Good Girl, Bad Girl(88)



I turn to Aiden. “Did you know?”

“I’m her cousin, not her babysitter.”

“You didn’t notice her coming and going?”

“I’m not here,” he replies, pointing into the garden, where a small egg-shaped caravan is parked against the back fence. A power cable snakes across the lawn to the house.

“How did Jodie get in and out?” I ask.

“I’d leave the sliding door unlocked on the patio,” replies Tasmin.

“What about the night she disappeared—did you leave it unlocked?”

She lowers her head and bites her bottom lip, leaving white marks in the indentations.

“Did you forget?”

“No.” A teardrop hangs on her lower lashes, growing fatter before it falls. “I wanted to punish her for leaving me alone at the fireworks . . . not taking me along.”

“You weren’t to know,” says Aiden, putting his arm around her shoulders.

“If I’d left the door unlocked, she wouldn’t have tried to walk home. She wouldn’t . . .”

Tasmin can’t finish and Aiden doesn’t know how to comfort her.

A door key slides into a lock and the front door opens. Bryan and Felicity Whitaker carry bags of groceries into the hallway, still arguing about something that must have started in the car. They stop abruptly.

“What are you doing here?” asks Bryan, his eyes sparking with anger.

“I’m talking to Aiden and Tasmin.”

“Without our permission.”

“Aiden is an adult.”

The groceries are dumped without ceremony on the floor. “I don’t want you talking to my children without us being here. I don’t want you putting words in their mouths.”

“That’s not what I’m doing.”

Everybody is on their feet and the sitting room feels small. Felicity has gone to Aiden, putting her arm around his waist. She went to him first, not Tasmin, who is clearly more upset.

“Jodie was pregnant and planning to run away,” I explain. “I thought she might have talked to Tasmin.”

“You think our daughter deliberately withheld information,” says Bryan.

“No.”

“That’s what you’re inferring.”

“It’s all right, Bryan,” says Felicity. “Let it go.”

“He accused me of molesting Jodie.”

Tasmin makes a gagging sound and Aiden laughs sarcastically. I don’t know what makes Bryan Whitaker angrier—my presence or the reactions of his children. He’s not a big man, but he makes himself larger, lunging at me.

Felicity intercepts and pushes him back, warning me to leave.

I take a business card from my jacket pocket and give it to Aiden and Tasmin.

“This is my address and my pager number. If you think of anything—get in touch.”

“You’re not welcome here,” yells Bryan. “Don’t come back.”

Felicity catches up with me before I reach the footpath. She pushes hair from her eyes, blinking wetly.

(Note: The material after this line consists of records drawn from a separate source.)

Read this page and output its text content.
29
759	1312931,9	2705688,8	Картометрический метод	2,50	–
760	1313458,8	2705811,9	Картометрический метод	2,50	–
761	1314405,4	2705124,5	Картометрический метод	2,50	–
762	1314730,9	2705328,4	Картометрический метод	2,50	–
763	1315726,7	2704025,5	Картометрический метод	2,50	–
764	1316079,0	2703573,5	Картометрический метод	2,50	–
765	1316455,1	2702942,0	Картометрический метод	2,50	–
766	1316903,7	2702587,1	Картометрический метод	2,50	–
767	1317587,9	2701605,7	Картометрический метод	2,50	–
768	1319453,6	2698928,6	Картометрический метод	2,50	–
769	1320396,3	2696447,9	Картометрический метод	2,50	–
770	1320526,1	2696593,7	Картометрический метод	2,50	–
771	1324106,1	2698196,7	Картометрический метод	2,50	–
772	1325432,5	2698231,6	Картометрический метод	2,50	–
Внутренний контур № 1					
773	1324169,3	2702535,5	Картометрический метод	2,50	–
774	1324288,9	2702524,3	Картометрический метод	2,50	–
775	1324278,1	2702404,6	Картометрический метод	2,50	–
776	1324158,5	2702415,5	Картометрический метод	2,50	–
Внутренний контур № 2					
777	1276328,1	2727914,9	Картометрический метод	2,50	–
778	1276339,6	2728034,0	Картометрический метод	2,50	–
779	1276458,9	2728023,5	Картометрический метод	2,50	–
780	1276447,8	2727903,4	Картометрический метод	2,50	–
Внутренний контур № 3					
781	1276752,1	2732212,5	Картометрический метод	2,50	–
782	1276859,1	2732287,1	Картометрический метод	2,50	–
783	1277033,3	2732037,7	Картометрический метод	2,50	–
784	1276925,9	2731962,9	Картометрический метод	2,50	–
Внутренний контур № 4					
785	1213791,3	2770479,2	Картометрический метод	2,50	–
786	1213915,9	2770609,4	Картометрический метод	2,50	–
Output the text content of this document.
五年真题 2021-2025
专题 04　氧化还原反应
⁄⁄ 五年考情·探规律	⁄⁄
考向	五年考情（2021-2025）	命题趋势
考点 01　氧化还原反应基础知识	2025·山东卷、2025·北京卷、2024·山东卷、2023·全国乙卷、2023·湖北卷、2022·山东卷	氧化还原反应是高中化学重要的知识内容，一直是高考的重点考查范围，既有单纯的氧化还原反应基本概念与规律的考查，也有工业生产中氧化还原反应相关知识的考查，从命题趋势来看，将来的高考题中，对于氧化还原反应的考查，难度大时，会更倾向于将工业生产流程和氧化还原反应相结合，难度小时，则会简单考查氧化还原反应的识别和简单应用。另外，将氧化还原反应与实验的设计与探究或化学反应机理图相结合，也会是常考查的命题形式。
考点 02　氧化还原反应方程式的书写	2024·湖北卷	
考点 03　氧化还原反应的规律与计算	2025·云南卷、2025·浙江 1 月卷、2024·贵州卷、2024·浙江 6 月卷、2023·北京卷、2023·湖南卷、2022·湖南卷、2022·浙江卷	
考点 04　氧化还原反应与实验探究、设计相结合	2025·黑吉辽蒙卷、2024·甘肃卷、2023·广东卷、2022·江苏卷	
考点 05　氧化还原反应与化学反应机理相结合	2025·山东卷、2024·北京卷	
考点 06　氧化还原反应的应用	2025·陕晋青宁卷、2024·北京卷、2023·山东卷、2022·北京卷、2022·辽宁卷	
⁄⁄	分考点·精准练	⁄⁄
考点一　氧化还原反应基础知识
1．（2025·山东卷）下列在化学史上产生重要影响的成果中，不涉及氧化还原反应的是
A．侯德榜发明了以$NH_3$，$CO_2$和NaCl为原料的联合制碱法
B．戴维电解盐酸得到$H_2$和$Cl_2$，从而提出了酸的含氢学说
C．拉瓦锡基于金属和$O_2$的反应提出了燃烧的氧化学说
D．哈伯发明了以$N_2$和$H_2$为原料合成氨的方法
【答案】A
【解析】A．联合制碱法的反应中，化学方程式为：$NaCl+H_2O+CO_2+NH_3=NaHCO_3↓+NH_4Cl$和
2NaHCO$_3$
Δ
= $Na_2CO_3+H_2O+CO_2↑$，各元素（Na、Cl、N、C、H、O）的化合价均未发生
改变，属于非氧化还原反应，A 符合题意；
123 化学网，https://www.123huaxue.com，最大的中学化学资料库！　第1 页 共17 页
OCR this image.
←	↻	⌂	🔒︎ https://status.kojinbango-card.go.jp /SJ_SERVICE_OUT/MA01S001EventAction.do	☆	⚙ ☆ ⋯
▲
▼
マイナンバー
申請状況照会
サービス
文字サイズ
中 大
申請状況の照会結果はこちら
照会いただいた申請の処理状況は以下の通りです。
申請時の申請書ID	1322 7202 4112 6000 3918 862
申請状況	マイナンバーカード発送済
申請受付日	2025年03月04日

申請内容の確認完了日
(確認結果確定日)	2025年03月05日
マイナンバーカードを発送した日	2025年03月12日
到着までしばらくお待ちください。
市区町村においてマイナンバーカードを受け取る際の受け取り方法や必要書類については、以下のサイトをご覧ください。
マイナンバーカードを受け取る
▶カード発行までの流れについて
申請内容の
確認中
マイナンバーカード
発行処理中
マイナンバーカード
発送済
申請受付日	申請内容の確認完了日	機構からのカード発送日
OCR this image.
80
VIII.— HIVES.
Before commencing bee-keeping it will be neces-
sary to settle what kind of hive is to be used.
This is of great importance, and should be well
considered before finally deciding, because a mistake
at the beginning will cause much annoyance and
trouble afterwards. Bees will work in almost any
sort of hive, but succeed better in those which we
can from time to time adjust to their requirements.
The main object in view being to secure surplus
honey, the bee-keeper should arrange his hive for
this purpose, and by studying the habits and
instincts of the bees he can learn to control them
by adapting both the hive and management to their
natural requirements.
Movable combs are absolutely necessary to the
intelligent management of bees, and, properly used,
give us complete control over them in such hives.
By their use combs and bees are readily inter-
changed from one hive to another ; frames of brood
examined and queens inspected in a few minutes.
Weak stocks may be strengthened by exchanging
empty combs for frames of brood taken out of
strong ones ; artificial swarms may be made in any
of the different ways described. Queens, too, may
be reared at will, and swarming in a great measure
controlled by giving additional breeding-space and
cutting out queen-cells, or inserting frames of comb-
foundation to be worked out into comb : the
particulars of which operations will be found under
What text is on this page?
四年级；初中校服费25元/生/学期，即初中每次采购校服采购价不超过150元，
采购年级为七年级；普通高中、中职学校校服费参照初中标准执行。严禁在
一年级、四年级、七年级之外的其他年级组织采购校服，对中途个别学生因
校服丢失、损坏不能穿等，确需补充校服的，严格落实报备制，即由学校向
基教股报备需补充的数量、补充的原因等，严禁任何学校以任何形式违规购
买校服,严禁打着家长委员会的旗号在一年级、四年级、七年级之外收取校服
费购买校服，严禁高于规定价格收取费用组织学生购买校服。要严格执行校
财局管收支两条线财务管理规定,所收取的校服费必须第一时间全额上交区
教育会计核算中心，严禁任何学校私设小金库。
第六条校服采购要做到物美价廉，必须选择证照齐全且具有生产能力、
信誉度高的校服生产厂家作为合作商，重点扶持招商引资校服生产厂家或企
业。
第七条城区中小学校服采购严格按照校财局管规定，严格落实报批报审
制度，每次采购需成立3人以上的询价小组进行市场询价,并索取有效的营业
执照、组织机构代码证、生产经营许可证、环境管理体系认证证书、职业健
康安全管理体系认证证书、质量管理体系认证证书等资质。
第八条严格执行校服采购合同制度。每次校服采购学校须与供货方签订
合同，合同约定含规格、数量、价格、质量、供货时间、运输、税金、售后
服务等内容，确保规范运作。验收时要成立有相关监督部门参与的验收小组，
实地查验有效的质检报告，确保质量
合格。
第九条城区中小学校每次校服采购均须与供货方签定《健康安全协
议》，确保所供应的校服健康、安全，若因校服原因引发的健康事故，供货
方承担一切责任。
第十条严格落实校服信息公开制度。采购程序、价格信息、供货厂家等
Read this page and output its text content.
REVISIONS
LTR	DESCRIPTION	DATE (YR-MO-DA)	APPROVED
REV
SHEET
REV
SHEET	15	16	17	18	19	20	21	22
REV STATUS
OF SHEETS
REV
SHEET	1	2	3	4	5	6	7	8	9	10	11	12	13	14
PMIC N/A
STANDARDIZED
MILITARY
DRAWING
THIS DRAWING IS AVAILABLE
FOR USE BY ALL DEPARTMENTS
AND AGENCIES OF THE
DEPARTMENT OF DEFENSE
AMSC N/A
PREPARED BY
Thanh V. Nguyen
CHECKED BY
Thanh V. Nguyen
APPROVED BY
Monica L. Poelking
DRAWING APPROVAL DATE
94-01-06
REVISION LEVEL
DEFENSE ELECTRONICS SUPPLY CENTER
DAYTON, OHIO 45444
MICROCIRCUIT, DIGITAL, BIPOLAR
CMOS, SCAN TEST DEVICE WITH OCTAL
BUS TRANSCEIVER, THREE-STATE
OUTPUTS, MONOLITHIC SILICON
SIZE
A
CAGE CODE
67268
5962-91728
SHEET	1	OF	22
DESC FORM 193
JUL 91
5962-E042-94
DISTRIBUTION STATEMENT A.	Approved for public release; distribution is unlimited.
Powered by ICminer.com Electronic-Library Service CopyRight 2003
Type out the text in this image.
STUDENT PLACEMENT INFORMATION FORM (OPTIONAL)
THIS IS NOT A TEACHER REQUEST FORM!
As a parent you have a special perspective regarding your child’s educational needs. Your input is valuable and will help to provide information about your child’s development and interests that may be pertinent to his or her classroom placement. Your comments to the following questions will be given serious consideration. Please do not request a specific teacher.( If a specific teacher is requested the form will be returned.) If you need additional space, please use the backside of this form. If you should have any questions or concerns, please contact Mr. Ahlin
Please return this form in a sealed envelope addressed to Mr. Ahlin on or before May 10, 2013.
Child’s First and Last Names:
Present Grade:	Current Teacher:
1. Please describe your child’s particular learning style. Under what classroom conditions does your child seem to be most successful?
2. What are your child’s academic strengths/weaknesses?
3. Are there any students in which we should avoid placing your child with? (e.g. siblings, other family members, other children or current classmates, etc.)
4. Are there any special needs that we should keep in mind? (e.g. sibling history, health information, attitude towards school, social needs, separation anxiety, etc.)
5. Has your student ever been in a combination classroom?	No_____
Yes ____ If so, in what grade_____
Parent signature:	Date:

“You have the wrong impression of this family, Dr. Haven, if you think we’d do anything to hurt Jodie.”





46




* * *





ANGEL FACE




* * *



The pizza is cold by the time it arrives. I have a slice and leave the rest to Keeley, who eats noisily, letting cheese hang from her lips. In between mouthfuls, she guzzles glasses of pink wine from a box, treating it like cordial. Where does the food go? There’s nothing of her.

During the afternoon, an Uber driver had delivered two plastic bags containing clothes for me—a short suede skirt, red tights, knickers, socks, and a fitted white blouse with a Peter Pan collar—all of them new. The knickers are black and lacy and a size too small. I have never worn a thong before. At Langford Hall they issue the girls with grandma knickers from Marks & Spencer and sports bras that never fit properly.

Keeley wrinkles her nose as she examines each new piece of clothing, holding it between her thumb and forefinger as though she might catch something. The only thing she seems to covet are the patent-leather ankle boots.

She’s sitting on the bed, waiting for me to finish showering.

“Where are you from?” I ask over the spitting water.

“Why do you care?”

“I don’t.”

There is a pause. “Sheffield.”

“Do you have family?”

“There’s me and Mum and two half brothers. They must be two and four by now.”

“You ever see them?”

“Nah.”

“Why not?”

“My stepdad.”

The answer doesn’t need elaboration. I’ve known at least a dozen girls from Langford Hall whose parents had split up and a new partner pushed them to leave. It’s like when a new lion takes over the pride. He kills the cubs or forces them out, clearing the way for his own progeny. That’s one of my daily words: “progeny.” It means descendants or children.

Turning off the shower, I reach for a towel and catch a hated glimpse of myself in the mirror. The bruises on my ribs are starting to yellow at the edges and have turned a deep purple at the center. They only hurt when I touch them.